An important variable supported by many studies is the optimal timing of cell therapy to yield maximum therapeutic effect. Evidence shows that exogenous cells administered shortly after stroke are exposed to lesser hostile environments and are able to exert better neuroprotective effects as compared with longer time windows after stroke [9496]. NSCs transplanted at 48 h showed better survival than those transplanted at 1 to 2 weeks, because of an increased exposure to well-established inflammatory milieu in latter group [95]. Pösel et al. [94] showed significant functional improvement in rat stroke models treated with monotherapy of granulocyte colony-stimulating factor (G-CSF), as well as combination therapy of G-CSF and bone marrow MNCs at 6 h poststroke. When bone marrow MNCs were given at 48 h, the beneficial effect of G-CSF therapy was completely abolished [94]. These studies show that timing of cell therapy can play a vital role in functional outcome.

Another viable approach to increase the potency of implanted stem cells is by creating stem cells overexpressing secretory molecules, which could modulate microglial/macrophage functions. Along the same lines, galectin-1 overexpressing neural stem cells when transplanted in stroke, were shown to reduce infarct volume, improve sensorimotor and cognitive functions, and ameliorated white matter injury. In addition, they modulated microglial function by reducing the secretion of proinflammatory cytokines in response to LPS stimulation and by enhancing the secretion of anti-inflammatory cytokines like IL-10 and TGF-β. This study indicates that galectin-1 aided in the release of molecules, which shifted microglia towards an M2 phenotype [97]. Future studies are important to identify methods to increase the potency of cell therapies to target microglia.
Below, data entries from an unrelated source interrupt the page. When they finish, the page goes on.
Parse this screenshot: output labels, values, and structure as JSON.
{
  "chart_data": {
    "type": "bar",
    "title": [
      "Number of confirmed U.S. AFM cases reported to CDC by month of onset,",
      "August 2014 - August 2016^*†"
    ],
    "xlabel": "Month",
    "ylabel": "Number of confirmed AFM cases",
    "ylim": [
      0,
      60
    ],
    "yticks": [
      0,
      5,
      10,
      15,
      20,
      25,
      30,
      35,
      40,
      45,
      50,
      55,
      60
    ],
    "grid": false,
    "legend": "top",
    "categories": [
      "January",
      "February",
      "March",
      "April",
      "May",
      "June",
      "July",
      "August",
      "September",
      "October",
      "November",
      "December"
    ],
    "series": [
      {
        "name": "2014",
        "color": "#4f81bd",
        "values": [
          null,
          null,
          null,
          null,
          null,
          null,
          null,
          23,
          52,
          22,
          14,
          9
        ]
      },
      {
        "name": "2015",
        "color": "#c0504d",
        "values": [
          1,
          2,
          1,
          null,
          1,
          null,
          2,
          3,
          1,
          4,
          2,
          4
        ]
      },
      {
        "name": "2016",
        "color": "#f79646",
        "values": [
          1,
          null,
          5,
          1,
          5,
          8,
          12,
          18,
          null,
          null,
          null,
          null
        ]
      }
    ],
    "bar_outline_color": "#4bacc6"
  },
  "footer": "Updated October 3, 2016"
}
Preservation of BBB Integrity

BBB integrity plays a critical role in maintaining brain homeostasis and its disruption is among the initial steps in the evolving course of injury in stroke. Another anti-inflammatory mechanism for cell therapies may be a direct effect on the flow of inflammatory mediators entering the brain after stroke. Several studies have found that cell therapies reduce BBB disruption in models of acute neurological injury [98, 99]. Multiple pathways may be involved. Menge et al. [100] found that MSCs release tissue inhibitor of metalloproteinase 3, which leads to the preservation of adherens junctions and tight junctions of cerebral endothelial cells. Others have found that MSCs inhibit the upregulation of aquaporin-4 [101].

Conclusion

As an advantage over pharmacological agents, cell therapies very likely engage multiple biological targets. Their immunomodulatory effects appear more selective compared with other approaches that broadly suppress the immune response to injury. Selective modulation may promote a more proregenerative environment. In view of the central and peripheral immunomodulatory effects of various cell therapies, several key questions arise for future study. There is a need to identify what the key immune targets are, how long after injury these targets are available or modifiable, and whether immune targets may even be appropriate for the application of cell therapies for chronic stroke.